San Bernardino is also a case of local officials believing the housing bubble (and rising house values & assessments) would go on forever, and budgeted as if it would; making promises that a sane person would have recognized as not just unimaginable but insane.
What we do not have are enough laws with which clearly criminal acts - breach of trust and fiduciary responsibility inherent in the oath of office - can send government officials to jail.
I have but one question. Are they mayors or prefectures or whatever the hell they call the head supervisors, council persons in these cities black or hispanic?
They are all a mixture: The only black on the city council in Vallejo is the mayor, Osby Davis
Marxist, Socialist, Commie, Liberal, Democrats come in all colors!!
Too late, Dan.....
“Marxist, Socialist, Commie, Liberal, Democrats come in all colors!!”

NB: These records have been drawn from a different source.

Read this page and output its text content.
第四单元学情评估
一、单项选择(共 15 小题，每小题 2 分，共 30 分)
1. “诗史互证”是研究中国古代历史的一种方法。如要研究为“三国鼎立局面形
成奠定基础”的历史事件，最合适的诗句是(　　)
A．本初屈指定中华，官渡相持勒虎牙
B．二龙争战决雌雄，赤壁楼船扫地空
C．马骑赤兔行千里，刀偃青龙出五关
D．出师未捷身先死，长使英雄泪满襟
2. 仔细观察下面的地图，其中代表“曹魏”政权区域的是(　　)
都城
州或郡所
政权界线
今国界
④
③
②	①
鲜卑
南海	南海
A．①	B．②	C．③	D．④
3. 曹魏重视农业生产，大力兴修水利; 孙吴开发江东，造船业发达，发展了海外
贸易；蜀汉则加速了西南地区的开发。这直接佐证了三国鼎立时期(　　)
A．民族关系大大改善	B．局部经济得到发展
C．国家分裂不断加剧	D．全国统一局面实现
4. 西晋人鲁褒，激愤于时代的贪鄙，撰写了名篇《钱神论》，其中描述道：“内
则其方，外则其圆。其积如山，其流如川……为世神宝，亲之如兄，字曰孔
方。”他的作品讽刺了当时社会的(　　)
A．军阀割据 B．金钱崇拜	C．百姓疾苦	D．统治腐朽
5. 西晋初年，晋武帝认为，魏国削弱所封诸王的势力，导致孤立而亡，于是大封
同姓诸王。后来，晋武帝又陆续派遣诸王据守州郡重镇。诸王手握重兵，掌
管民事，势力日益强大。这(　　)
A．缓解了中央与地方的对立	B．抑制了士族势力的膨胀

You are, of course correct! I was merely responding to a question from another poster. That said, minorities do play a significant role in the “leadership” of our big cities. Pick the worst of the cities, and you will find minority leadership. Now, that may be because those same cities are in and of themselves populated with minorities who naturally elect their own. But the case can also be made that those same cities “ transitioned” to minority majorities over time and that may also be the reason that they are experiencing decline. Here in CA I just read today that a minority legislator from Oakland is trying to pass a bill to increase spending through a new “program” to deal with the 70% of the minorities in our prison system. More in-prison education and job training to try and prevent recidivism. What I want to know is why these criminals failed to get the education that was offered to everyone when they were growing up. Maybe it’s because most of them don’t know who their fathers are.